Abgerundet wurde diese intensive Begegnung mit der Erforschung von Musik als sozialer Praxis durch einen eigens für die Studierenden der Universität Kassel organisierten musikalisch-kulinarischen Abend im familiengeführten Wiener Lokal Acapulco. Mitglieder des Ensembles Camerata Popular brachten dem Publikum mit Gitarre, Charango und Gesang verschiedene Musiktraditionen aus Bolivien, Peru, Argentinien, Ecuador und Chile nahe und einige Studierende konnten bei dieser Gelegenheit neue Tanzschritte lernen. In unbeschwerter Atmosphäre, mit stimmungsvoller Musik und mexikanisch-peruanischem Essen fanden die in Wien verbrachten Tage auf den Spuren simultaner Musikpraktiken in der „Musikstadt Wien“ damit einen kurzweiligen Ausklang. Voller Erlebnisse und musikwissenschaftlicher Impulse, um über den musikalischen Kanon und vieles darüber hinaus neu nachzudenken, ging es am Folgetag nach einem letzten gemeinsamen Kaffee nicht ohne strapazierte Füße mit dem Zug zurück Richtung Norden.

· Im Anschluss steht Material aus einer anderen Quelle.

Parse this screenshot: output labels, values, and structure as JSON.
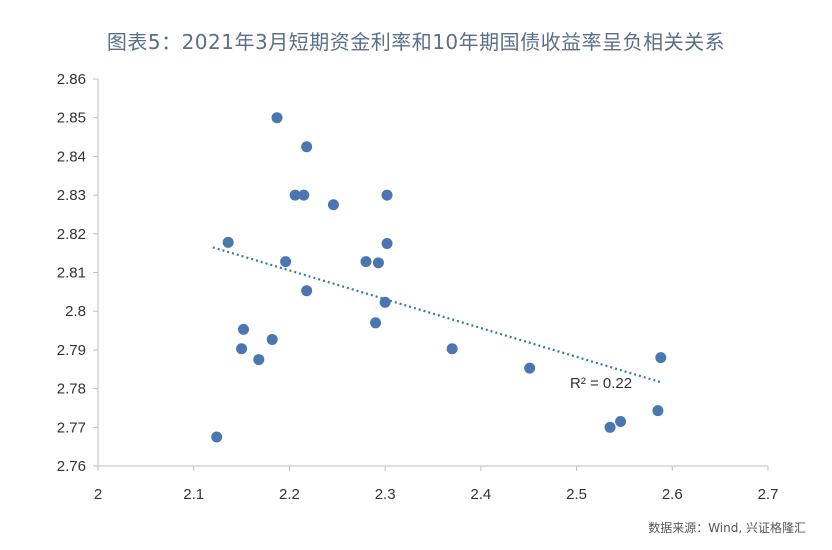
{
  "chart_data": {
    "type": "scatter",
    "title": "图表5：2021年3月短期资金利率和10年期国债收益率呈负相关关系",
    "xlabel": "",
    "ylabel": "",
    "xlim": [
      2,
      2.7
    ],
    "ylim": [
      2.76,
      2.86
    ],
    "xticks": [
      "2",
      "2.1",
      "2.2",
      "2.3",
      "2.4",
      "2.5",
      "2.6",
      "2.7"
    ],
    "yticks": [
      "2.76",
      "2.77",
      "2.78",
      "2.79",
      "2.8",
      "2.81",
      "2.82",
      "2.83",
      "2.84",
      "2.85",
      "2.86"
    ],
    "grid": false,
    "points": [
      {
        "x": 2.124,
        "y": 2.7675
      },
      {
        "x": 2.136,
        "y": 2.8178
      },
      {
        "x": 2.15,
        "y": 2.7903
      },
      {
        "x": 2.152,
        "y": 2.7953
      },
      {
        "x": 2.168,
        "y": 2.7875
      },
      {
        "x": 2.182,
        "y": 2.7927
      },
      {
        "x": 2.187,
        "y": 2.85
      },
      {
        "x": 2.196,
        "y": 2.8128
      },
      {
        "x": 2.206,
        "y": 2.83
      },
      {
        "x": 2.215,
        "y": 2.83
      },
      {
        "x": 2.218,
        "y": 2.8425
      },
      {
        "x": 2.218,
        "y": 2.8053
      },
      {
        "x": 2.246,
        "y": 2.8275
      },
      {
        "x": 2.28,
        "y": 2.8128
      },
      {
        "x": 2.29,
        "y": 2.797
      },
      {
        "x": 2.293,
        "y": 2.8125
      },
      {
        "x": 2.3,
        "y": 2.8023
      },
      {
        "x": 2.302,
        "y": 2.83
      },
      {
        "x": 2.302,
        "y": 2.8175
      },
      {
        "x": 2.37,
        "y": 2.7903
      },
      {
        "x": 2.451,
        "y": 2.7853
      },
      {
        "x": 2.535,
        "y": 2.77
      },
      {
        "x": 2.546,
        "y": 2.7715
      },
      {
        "x": 2.585,
        "y": 2.7743
      },
      {
        "x": 2.588,
        "y": 2.788
      }
    ],
    "trendline": {
      "x": [
        2.12,
        2.59
      ],
      "y": [
        2.8165,
        2.7815
      ]
    },
    "r2_label": "R² = 0.22",
    "colors": {
      "point": "#4a76b1",
      "trend": "#2e7f9a",
      "axis": "#bfbfbf"
    }
  },
  "source": "数据来源：Wind, 兴证格隆汇"
}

Herzlich gedankt sei an dieser Stelle dem Deutschen Akademischen Austauschdienst sowie dem International Office und dem Institut für Musik der Universität Kassel für die Ermöglichung einer auf vielen Ebenen unvergesslichen Studienreise an einen einzigartigen Ort von Musikgeschichte und musikalischen Kulturen – von der schönen blauen Donau bis zum Bossa Nova, mit Haydn, Mozart, Beethoven, Strauß und auch deutlich darüber hinaus.